Intercambialidade entre as vacinas
Outros estudos têm mostrado que utilizar marcas diferentes de vacinas numa mesma pessoa podem até aumentar a resposta imunológica, o que levou o Canadá, a Inglaterra e outros países europeus a utilizarem os chamados “esquemas heterólogos de vacinação” como programa de saúde pública.
Em países como o Brasil, que enfrentam “estoque flutuantes de várias vacinas”, a medida, além de potencialmente propiciar melhor proteção da população, simplificará sensivelmente os esforços de imunização, ou seja, a administração dos diferentes lotes de marcas diversas que chegam semanalmente aos estados e municípios.

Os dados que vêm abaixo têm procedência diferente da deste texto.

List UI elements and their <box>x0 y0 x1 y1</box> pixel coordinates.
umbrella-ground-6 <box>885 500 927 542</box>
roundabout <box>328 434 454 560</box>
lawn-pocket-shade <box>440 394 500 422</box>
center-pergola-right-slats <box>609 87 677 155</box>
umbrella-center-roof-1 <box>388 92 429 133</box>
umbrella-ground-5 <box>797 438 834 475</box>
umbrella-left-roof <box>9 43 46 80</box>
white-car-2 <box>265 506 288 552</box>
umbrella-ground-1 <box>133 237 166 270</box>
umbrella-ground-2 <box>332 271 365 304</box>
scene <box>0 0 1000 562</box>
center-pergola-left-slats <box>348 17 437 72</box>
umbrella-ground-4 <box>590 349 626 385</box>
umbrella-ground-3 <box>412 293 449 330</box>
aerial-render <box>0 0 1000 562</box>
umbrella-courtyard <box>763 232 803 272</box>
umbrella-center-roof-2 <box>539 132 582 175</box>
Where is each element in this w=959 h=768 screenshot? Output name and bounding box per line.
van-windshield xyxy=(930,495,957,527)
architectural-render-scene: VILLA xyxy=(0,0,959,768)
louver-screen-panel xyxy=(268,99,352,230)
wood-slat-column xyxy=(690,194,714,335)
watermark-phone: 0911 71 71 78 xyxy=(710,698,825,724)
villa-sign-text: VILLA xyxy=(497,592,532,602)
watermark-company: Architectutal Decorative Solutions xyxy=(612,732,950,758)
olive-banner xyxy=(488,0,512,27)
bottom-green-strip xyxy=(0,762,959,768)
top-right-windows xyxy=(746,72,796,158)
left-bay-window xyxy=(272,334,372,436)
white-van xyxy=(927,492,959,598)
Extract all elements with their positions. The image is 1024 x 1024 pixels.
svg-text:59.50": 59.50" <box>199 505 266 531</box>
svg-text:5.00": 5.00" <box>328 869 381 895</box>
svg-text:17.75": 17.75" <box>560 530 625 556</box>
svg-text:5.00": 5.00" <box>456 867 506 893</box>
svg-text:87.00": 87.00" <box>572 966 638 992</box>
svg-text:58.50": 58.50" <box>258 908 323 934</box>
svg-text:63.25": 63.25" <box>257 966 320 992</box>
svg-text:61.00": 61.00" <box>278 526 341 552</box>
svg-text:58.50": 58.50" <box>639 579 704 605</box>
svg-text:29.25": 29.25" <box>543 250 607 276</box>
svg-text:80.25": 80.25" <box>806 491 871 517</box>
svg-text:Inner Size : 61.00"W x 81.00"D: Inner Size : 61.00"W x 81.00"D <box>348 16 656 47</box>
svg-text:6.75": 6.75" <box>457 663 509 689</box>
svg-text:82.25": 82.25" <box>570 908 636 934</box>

As cientistas afirmam a necessidade de que o governo brasileiro invista em estudos clínicos populacionais com as vacinas usadas no país, incluindo a CoronaVac, para definir a segurança, taxa de infecção, hospitalização, e óbito de cada combinação, sendo fundamental que a Secretaria de Ciência e Tecnologia do Ministério da Saúde e o Ministério da Ciência, Tecnologia e Inovação (MCTI) abram editais para financiamento de pesquisa nessas áreas.
No entanto, diante da “falta de vacinas nas unidades de saúde e para evitar que pessoas fiquem sem o esquema completo, o Ministério da Saúde avalie esta estratégia, à luz das evidências científicas já existentes no momento atual”, assinalam.
Vacinação em adolescentes
O terceiro ponto da nota técnica é dedicado a defender a vacinação de pessoas acima com 12 anos ou mais, com base na aprovação feita pela Agência Nacional de Vigilância Sanitária (Anvisa) para utilização da Pfizer nesse público.
“Frente ao aumento do número de casos e óbitos que estão sendo observados no Brasil desde a segunda onda da Covid-19, a vacinação de adolescentes se torna imperativa, não só para proteção dos mesmos, mas também para ajudar a barrar a transmissão viral e contribuir com a imunidade coletiva, garantindo o retorno mais seguro às aulas presenciais”, destacam, sublinhando que a vacinação dos adolescentes deve ocorrer respeitando o cronograma de prioridades já estabelecidas pelo PNI/MS.
Gestantes
Em relação às gestantes, a recomendação é para que todas sejam incluídas nos grupos prioritários para receber os imunizantes, incluindo as menores de 18 e maiores de 12 anos, devendo ser utilizados aqueles com evidências de segurança comprovadas, como é o caso da vacina da Pfizer.
Evidências científicas
A Nota Técnica sublinha ainda o fato de que outros programas de vacinação ao redor do mundo estão organizando suas campanhas de acordo com as especificidades de cada vacina disponível, sendo urgente, nesse sentido, que o PNI brasileiro “possa avaliar novos paradigmas para a campanha de vacinação com as evidências científicas que foram geradas nos últimos meses e que, principalmente, possa comunicar mudanças atualizadas à sociedade, estabelecendo uma maior confiança nas vacinas”.
Desigualdades sociais
Aspecto demonstrado de forma veemente desde o início da crise sanitária do coronavírus em todo o mundo, o que levou à
classificação da pandemia de Covid-19 como uma sindemia, as desigualdades sociais devem ser consideradas nesta reorganização da campanha de vacinação proposta pela RBMC.
“Fatores como cor/etnia, situação socioeconômica desfavorável, desemprego, uso de transporte público, moradia nas periferias das grandes cidades têm marcado as profundas desigualdades no acesso à vacinação vigente. Desta forma, torna-se imprescindível que estas populações sejam consideradas ao se planejar a vacinação nas diferentes regiões e áreas do país”, rogam as cientistas.